Refugees who fled violence in South Sudan and crossed into Uganda, settle in the village of Ochaya in Arua district, northern Uganda, Jan. 7, 2013.
But at the beginning of this week, Mabior, his mother and sisters were still at the transit camp, where he described sanitary services as "very limited."

"For example, you have to line up at a four-door latrine to ease yourself. There is limited water supply. Sometimes people take a day or two without bathing," Mabior said, adding that he was

Officials from the UN refugee agency, the UNHCR, are being very methodical about registering the South Sudanese who are crossing into Uganda at a rate of around 3,000 a day.

UNHCR officials told VOA they want to make sure they don't register the same refugee multiple times -- but the refugees themselves say the process is too slow, especially given the conditions at transit camps like Dzaipi.


Six days without food


Tabitha Ayen and her seven children have been at Dzaipi for six days, waiting to be registered as refugees so that they can move to a settlement camp.

Ayen said that, for the entire time she's been at the transit camp, she hasn't been given any food or water by aid agencies and she and her family have been sleeping outdoors.

Thousands of South Sudanese who have fled the violence that broke out on Dec.15 in Juba and quickly spread around the country, staged a protest in a transit camp in northern Uganda at the weekend, demanding that the registration process be speeded up so that they can be moved to settlement camps.

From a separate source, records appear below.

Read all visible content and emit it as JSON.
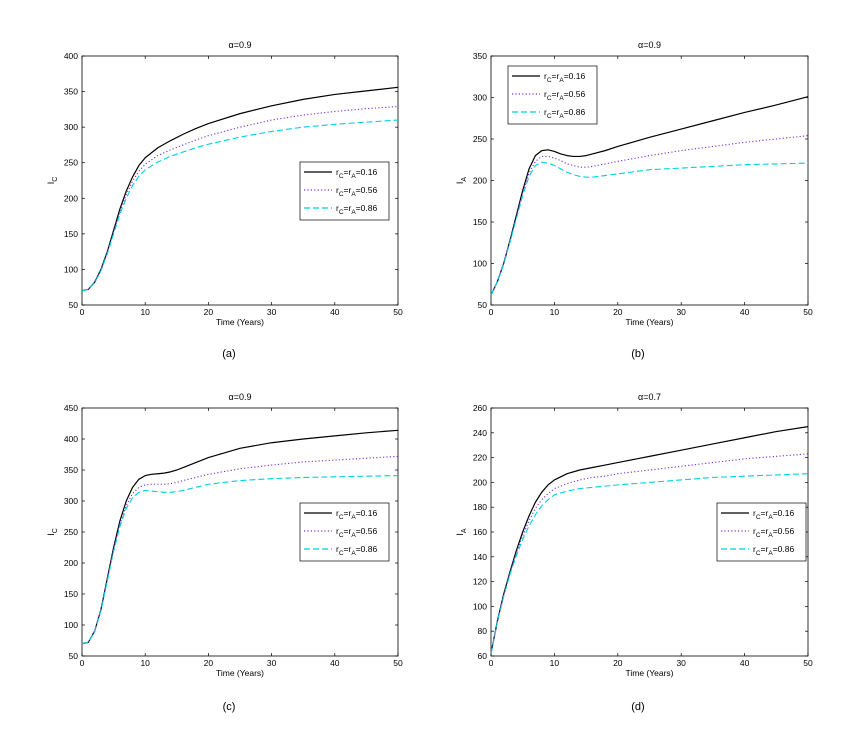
{
  "chart_data": [
    {
      "type": "line",
      "title": "α=0.9",
      "xlabel": "Time (Years)",
      "ylabel": "I",
      "ylabel_sub": "C",
      "caption": "(a)",
      "xlim": [
        0,
        50
      ],
      "ylim": [
        50,
        400
      ],
      "xticks": [
        0,
        10,
        20,
        30,
        40,
        50
      ],
      "yticks": [
        50,
        100,
        150,
        200,
        250,
        300,
        350,
        400
      ],
      "legend_position": "right-middle",
      "grid": false,
      "series": [
        {
          "style": "solid",
          "color": "#000000",
          "x": [
            0,
            1,
            2,
            3,
            4,
            5,
            6,
            7,
            8,
            9,
            10,
            12,
            14,
            16,
            18,
            20,
            25,
            30,
            35,
            40,
            45,
            50
          ],
          "y": [
            70,
            72,
            82,
            100,
            125,
            155,
            185,
            210,
            230,
            246,
            257,
            271,
            281,
            290,
            298,
            305,
            319,
            330,
            339,
            346,
            351,
            356
          ]
        },
        {
          "style": "dotted",
          "color": "#7b2fd6",
          "x": [
            0,
            1,
            2,
            3,
            4,
            5,
            6,
            7,
            8,
            9,
            10,
            12,
            14,
            16,
            18,
            20,
            25,
            30,
            35,
            40,
            45,
            50
          ],
          "y": [
            70,
            72,
            82,
            99,
            124,
            153,
            181,
            205,
            224,
            238,
            248,
            260,
            268,
            275,
            282,
            288,
            300,
            310,
            317,
            322,
            326,
            329
          ]
        },
        {
          "style": "dashed",
          "color": "#00d0e0",
          "x": [
            0,
            1,
            2,
            3,
            4,
            5,
            6,
            7,
            8,
            9,
            10,
            12,
            14,
            16,
            18,
            20,
            25,
            30,
            35,
            40,
            45,
            50
          ],
          "y": [
            70,
            72,
            81,
            98,
            122,
            150,
            178,
            200,
            218,
            231,
            240,
            251,
            259,
            265,
            271,
            276,
            286,
            294,
            300,
            304,
            307,
            310
          ]
        }
      ]
    },
    {
      "type": "line",
      "title": "α=0.9",
      "xlabel": "Time (Years)",
      "ylabel": "I",
      "ylabel_sub": "A",
      "caption": "(b)",
      "xlim": [
        0,
        50
      ],
      "ylim": [
        50,
        350
      ],
      "xticks": [
        0,
        10,
        20,
        30,
        40,
        50
      ],
      "yticks": [
        50,
        100,
        150,
        200,
        250,
        300,
        350
      ],
      "legend_position": "top-left",
      "grid": false,
      "series": [
        {
          "style": "solid",
          "color": "#000000",
          "x": [
            0,
            1,
            2,
            3,
            4,
            5,
            6,
            7,
            8,
            9,
            10,
            11,
            12,
            13,
            14,
            15,
            16,
            18,
            20,
            25,
            30,
            35,
            40,
            45,
            50
          ],
          "y": [
            62,
            78,
            100,
            128,
            158,
            188,
            214,
            230,
            236,
            237,
            235,
            232,
            230,
            229,
            229,
            230,
            232,
            236,
            241,
            252,
            262,
            272,
            282,
            291,
            301
          ]
        },
        {
          "style": "dotted",
          "color": "#7b2fd6",
          "x": [
            0,
            1,
            2,
            3,
            4,
            5,
            6,
            7,
            8,
            9,
            10,
            11,
            12,
            13,
            14,
            15,
            16,
            18,
            20,
            25,
            30,
            35,
            40,
            45,
            50
          ],
          "y": [
            62,
            78,
            100,
            127,
            156,
            185,
            209,
            223,
            229,
            229,
            227,
            224,
            220,
            218,
            216,
            216,
            217,
            220,
            223,
            230,
            236,
            241,
            246,
            250,
            254
          ]
        },
        {
          "style": "dashed",
          "color": "#00d0e0",
          "x": [
            0,
            1,
            2,
            3,
            4,
            5,
            6,
            7,
            8,
            9,
            10,
            11,
            12,
            13,
            14,
            15,
            16,
            18,
            20,
            25,
            30,
            35,
            40,
            45,
            50
          ],
          "y": [
            62,
            78,
            99,
            126,
            154,
            182,
            205,
            218,
            222,
            221,
            218,
            214,
            210,
            207,
            205,
            204,
            204,
            206,
            208,
            213,
            215,
            217,
            219,
            220,
            221
          ]
        }
      ]
    },
    {
      "type": "line",
      "title": "α=0.9",
      "xlabel": "Time (Years)",
      "ylabel": "I",
      "ylabel_sub": "C",
      "caption": "(c)",
      "xlim": [
        0,
        50
      ],
      "ylim": [
        50,
        450
      ],
      "xticks": [
        0,
        10,
        20,
        30,
        40,
        50
      ],
      "yticks": [
        50,
        100,
        150,
        200,
        250,
        300,
        350,
        400,
        450
      ],
      "legend_position": "right-middle",
      "grid": false,
      "series": [
        {
          "style": "solid",
          "color": "#000000",
          "x": [
            0,
            1,
            2,
            3,
            4,
            5,
            6,
            7,
            8,
            9,
            10,
            11,
            12,
            13,
            14,
            15,
            16,
            18,
            20,
            25,
            30,
            35,
            40,
            45,
            50
          ],
          "y": [
            70,
            72,
            90,
            125,
            175,
            225,
            268,
            300,
            322,
            335,
            341,
            343,
            344,
            345,
            347,
            350,
            354,
            362,
            370,
            385,
            394,
            400,
            405,
            410,
            414
          ]
        },
        {
          "style": "dotted",
          "color": "#7b2fd6",
          "x": [
            0,
            1,
            2,
            3,
            4,
            5,
            6,
            7,
            8,
            9,
            10,
            11,
            12,
            13,
            14,
            15,
            16,
            18,
            20,
            25,
            30,
            35,
            40,
            45,
            50
          ],
          "y": [
            70,
            72,
            90,
            124,
            173,
            222,
            263,
            293,
            312,
            322,
            326,
            327,
            327,
            327,
            328,
            330,
            333,
            338,
            343,
            352,
            358,
            363,
            366,
            369,
            372
          ]
        },
        {
          "style": "dashed",
          "color": "#00d0e0",
          "x": [
            0,
            1,
            2,
            3,
            4,
            5,
            6,
            7,
            8,
            9,
            10,
            11,
            12,
            13,
            14,
            15,
            16,
            18,
            20,
            25,
            30,
            35,
            40,
            45,
            50
          ],
          "y": [
            70,
            72,
            89,
            123,
            171,
            219,
            259,
            288,
            305,
            314,
            317,
            316,
            315,
            314,
            314,
            315,
            317,
            322,
            327,
            333,
            336,
            338,
            339,
            340,
            341
          ]
        }
      ]
    },
    {
      "type": "line",
      "title": "α=0.7",
      "xlabel": "Time (Years)",
      "ylabel": "I",
      "ylabel_sub": "A",
      "caption": "(d)",
      "xlim": [
        0,
        50
      ],
      "ylim": [
        60,
        260
      ],
      "xticks": [
        0,
        10,
        20,
        30,
        40,
        50
      ],
      "yticks": [
        60,
        80,
        100,
        120,
        140,
        160,
        180,
        200,
        220,
        240,
        260
      ],
      "legend_position": "right-middle",
      "grid": false,
      "series": [
        {
          "style": "solid",
          "color": "#000000",
          "x": [
            0,
            1,
            2,
            3,
            4,
            5,
            6,
            7,
            8,
            9,
            10,
            12,
            14,
            16,
            18,
            20,
            25,
            30,
            35,
            40,
            45,
            50
          ],
          "y": [
            62,
            88,
            110,
            128,
            145,
            160,
            173,
            184,
            192,
            198,
            202,
            207,
            210,
            212,
            214,
            216,
            221,
            226,
            231,
            236,
            241,
            245
          ]
        },
        {
          "style": "dotted",
          "color": "#7b2fd6",
          "x": [
            0,
            1,
            2,
            3,
            4,
            5,
            6,
            7,
            8,
            9,
            10,
            12,
            14,
            16,
            18,
            20,
            25,
            30,
            35,
            40,
            45,
            50
          ],
          "y": [
            62,
            88,
            109,
            127,
            143,
            157,
            169,
            179,
            186,
            191,
            195,
            199,
            202,
            204,
            205,
            207,
            210,
            213,
            216,
            219,
            221,
            223
          ]
        },
        {
          "style": "dashed",
          "color": "#00d0e0",
          "x": [
            0,
            1,
            2,
            3,
            4,
            5,
            6,
            7,
            8,
            9,
            10,
            12,
            14,
            16,
            18,
            20,
            25,
            30,
            35,
            40,
            45,
            50
          ],
          "y": [
            62,
            87,
            108,
            126,
            141,
            154,
            165,
            174,
            181,
            186,
            190,
            193,
            195,
            196,
            197,
            198,
            200,
            202,
            204,
            205,
            206,
            207
          ]
        }
      ]
    }
  ],
  "legend": {
    "entries": [
      {
        "r": "r",
        "sub1": "C",
        "eq": "=r",
        "sub2": "A",
        "val": "=0.16"
      },
      {
        "r": "r",
        "sub1": "C",
        "eq": "=r",
        "sub2": "A",
        "val": "=0.56"
      },
      {
        "r": "r",
        "sub1": "C",
        "eq": "=r",
        "sub2": "A",
        "val": "=0.86"
      }
    ]
  }
}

In response, the Ugandan authorities set up a new transit camp, which within a day of being opened had taken in around 1,000 South Sudanese running from the violence in the world's newest nation that the United Nations said has likely claimed some 10,000 lives in four weeks, and displaced hundreds of thousands more.

People continued to flee the country in their droves, even as representatives for the two main protagonists in the fighting -- President Salva Kiir and his former Vice President Riek Machar -- met in Addis Ababa to try to resolve the conflict.